Oil prices spiked above $100/bbl on Feb. 24 after Russia launched an invasion of Ukraine, piling pressure on a global economy already reeling from rampant inflation.

Since then oil prices have fallen back below $100/bbl but still remain high, which coupled with continued discipline from some OPEC members, is expected to lead to a global increase in drilling activity this year. However, in the U.S. shale patch, many operators appear reluctant to substantially increase drilling beyond original plans based on much lower oil price expectations, according to a new report from Westwood Global Energy Group.

U.S. independents, which account for more than 50% of shale production, are wary of ramping up activity to levels seen in the past, and have instead remained focused on returning capital to shareholders. For example, public operators like Pioneer Natural Resources and Devon Energy have announced limiting 2022 production increases to no more than 5%, compared to the 20% plus annual growth targets set pre-COVID.

“A high oil price, coupled with the increased focus on the most productive shale plays mean that they can achieve higher returns without the need to ramp up drilling activity to previous levels where 38,000 wells were drilled a year,” the report noted.

Westwood expects 13,000 wells to be drilled in 2022 followed by 15,000 wells in 2023. As a result, the number of rigs drilling in the U.S. is expected to average 650 in 2022 and 751 in 2023. While some smaller companies have already increased their 2022 rig guidance versus their 2021 average, many of the larger E&Ps intend to have similar rig counts this year, such as Pioneer who intends to run 23 rigs in 2022, the same as it did in 2021.

Average land rigs drilling in U.S. and utilization between 2018 to 2023. (Source: Westwood Global Land Rigs Platform)
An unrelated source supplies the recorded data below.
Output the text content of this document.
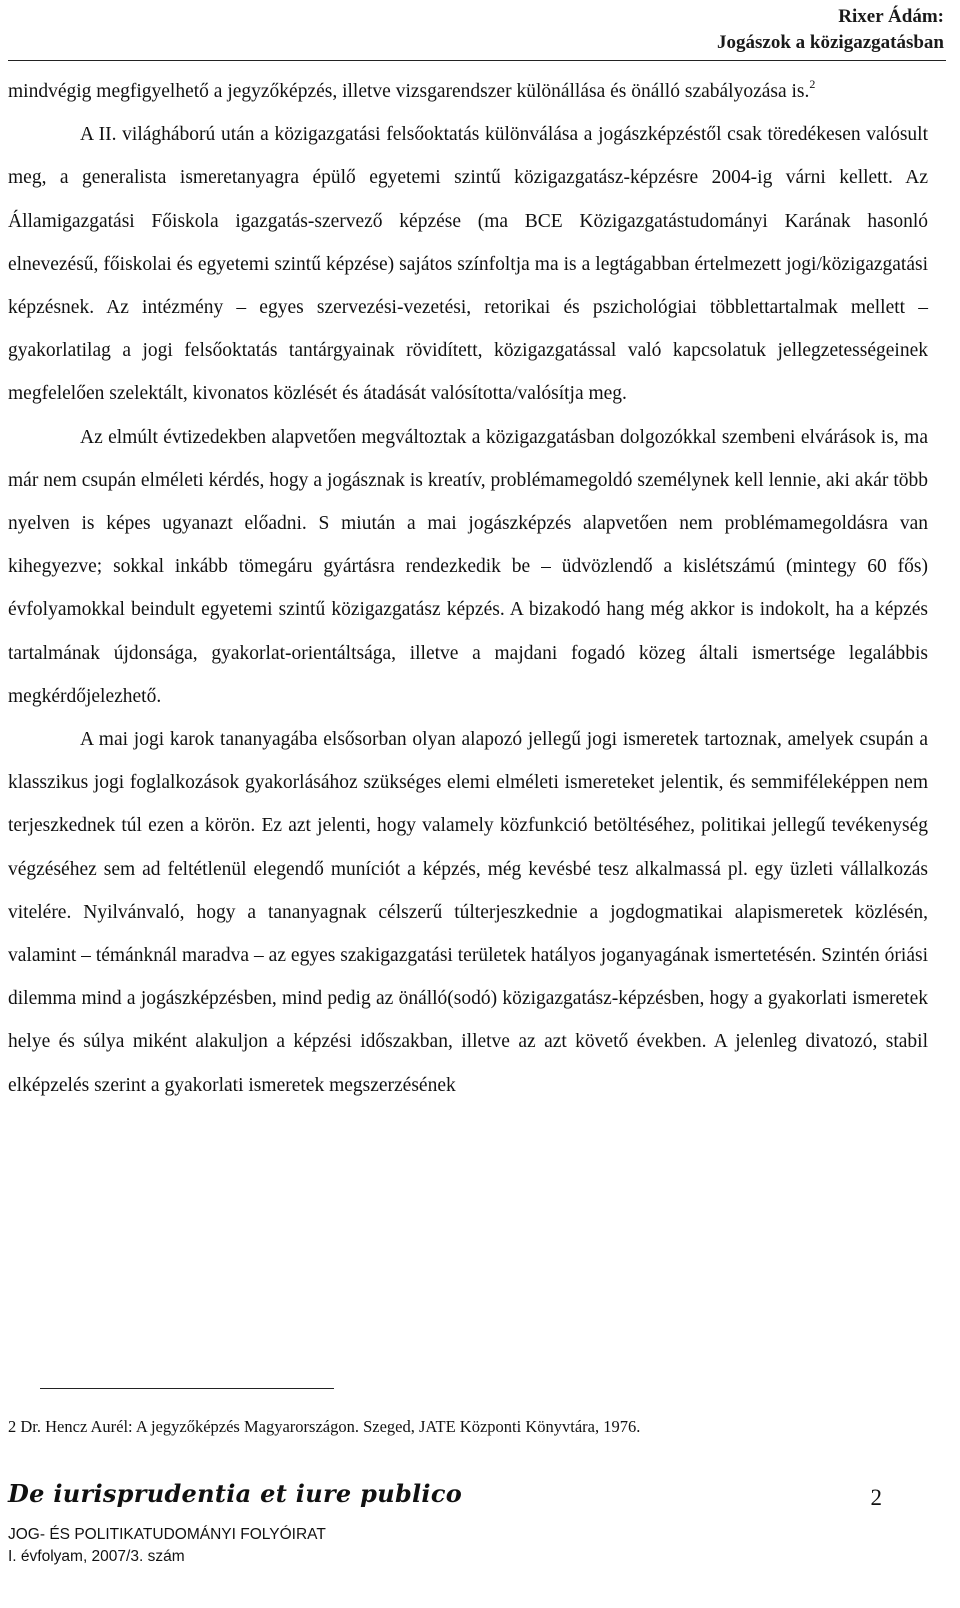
Rixer Ádám:
Jogászok a közigazgatásban

mindvégig megfigyelhető a jegyzőképzés, illetve vizsgarendszer különállása és önálló szabályozása is.$^2$

A II. világháború után a közigazgatási felsőoktatás különválása a jogászképzéstől csak töredékesen valósult meg, a generalista ismeretanyagra épülő egyetemi szintű közigazgatász-képzésre 2004-ig várni kellett. Az Államigazgatási Főiskola igazgatás-szervező képzése (ma BCE Közigazgatástudományi Karának hasonló elnevezésű, főiskolai és egyetemi szintű képzése) sajátos színfoltja ma is a legtágabban értelmezett jogi/közigazgatási képzésnek. Az intézmény – egyes szervezési-vezetési, retorikai és pszichológiai többlettartalmak mellett – gyakorlatilag a jogi felsőoktatás tantárgyainak rövidített, közigazgatással való kapcsolatuk jellegzetességeinek megfelelően szelektált, kivonatos közlését és átadását valósította/valósítja meg.

Az elmúlt évtizedekben alapvetően megváltoztak a közigazgatásban dolgozókkal szembeni elvárások is, ma már nem csupán elméleti kérdés, hogy a jogásznak is kreatív, problémamegoldó személynek kell lennie, aki akár több nyelven is képes ugyanazt előadni. S miután a mai jogászképzés alapvetően nem problémamegoldásra van kihegyezve; sokkal inkább tömegáru gyártásra rendezkedik be – üdvözlendő a kislétszámú (mintegy 60 fős) évfolyamokkal beindult egyetemi szintű közigazgatász képzés. A bizakodó hang még akkor is indokolt, ha a képzés tartalmának újdonsága, gyakorlat-orientáltsága, illetve a majdani fogadó közeg általi ismertsége legalábbis megkérdőjelezhető.

A mai jogi karok tananyagába elsősorban olyan alapozó jellegű jogi ismeretek tartoznak, amelyek csupán a klasszikus jogi foglalkozások gyakorlásához szükséges elemi elméleti ismereteket jelentik, és semmiféleképpen nem terjeszkednek túl ezen a körön. Ez azt jelenti, hogy valamely közfunkció betöltéséhez, politikai jellegű tevékenység végzéséhez sem ad feltétlenül elegendő muníciót a képzés, még kevésbé tesz alkalmassá pl. egy üzleti vállalkozás vitelére. Nyilvánvaló, hogy a tananyagnak célszerű túlterjeszkednie a jogdogmatikai alapismeretek közlésén, valamint – témánknál maradva – az egyes szakigazgatási területek hatályos joganyagának ismertetésén. Szintén óriási dilemma mind a jogászképzésben, mind pedig az önálló(sodó) közigazgatász-képzésben, hogy a gyakorlati ismeretek helye és súlya miként alakuljon a képzési időszakban, illetve az azt követő években. A jelenleg divatozó, stabil elképzelés szerint a gyakorlati ismeretek megszerzésének

2 Dr. Hencz Aurél: A jegyzőképzés Magyarországon. Szeged, JATE Központi Könyvtára, 1976.
De iurisprudentia et iure publico
JOG- ÉS POLITIKATUDOMÁNYI FOLYÓIRAT
I. évfolyam, 2007/3. szám
2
For E&Ps who have linked any increase in their drilling and completion (D&C) activity to changes in market fundamentals, sustained high commodity prices will be a true test of discipline.

“Targets such as a return to pre-COVID demand levels and diminished OPEC+ spare production capacity have been key targets for companies such as EOG and Devon Energy. Even if these criteria are met, several factors could limit E&Ps’ ability to effectively increase their production,” the report stated.

HHP utilization

U.S. has seen a significant increase in frac fleet hydraulic horsepower (HHP) utilization, which stood at 82% in the fourth quarter of 2021, including nearly 90% in the Permian, Westwood’s report noted.

HHP utilization is being exacerbated by backlogs in Tier 4 dynamic gas blending (DGB) engines, which are sought after by E&Ps for their reduced emissions and fuel savings because to their ability to displace 80% of diesel with natural gas compared to their non-DGB diesel counterparts.

“To meet a sudden increase in HHP demand, pressure pumpers would need to spend millions of dollars per fleet on their legacy diesel Tier 2 fleets. That is a cost which may be unjustifiable given that many pressure pumpers would prefer long-term contracts to re-activate fleets. Without such commitments, pressure pumpers will instead seek to hold steady their number of deployed crews in 2022,” the report said.

Takeaway capacity

Westwood’s report also noted that takeaway capacity could limit E&Ps’ ability to increase their D&C activity, especially in the Appalachian Basin where nearly 2.8Bcf/day of potential takeaway capacity has been removed through the cancellation of the Atlantic Coast and PennEast pipelines. Additionally, delays in the Mountain Valley Pipeline construction have kept 2 Bcf/d of takeaway capacity from being utilized.

“During EQT’s 2021 Q4 earnings conference call, CEO Toby Rice estimated that nearly 8 Bcf/d of takeaway capacity remains unrealized due to either cancellations or delays in the Appalachia basin region. That unrealized takeaway capacity is equivalent to 7.6% of the EIA’s projected 2022 marketed natural gas production in the U.S.,” the report said.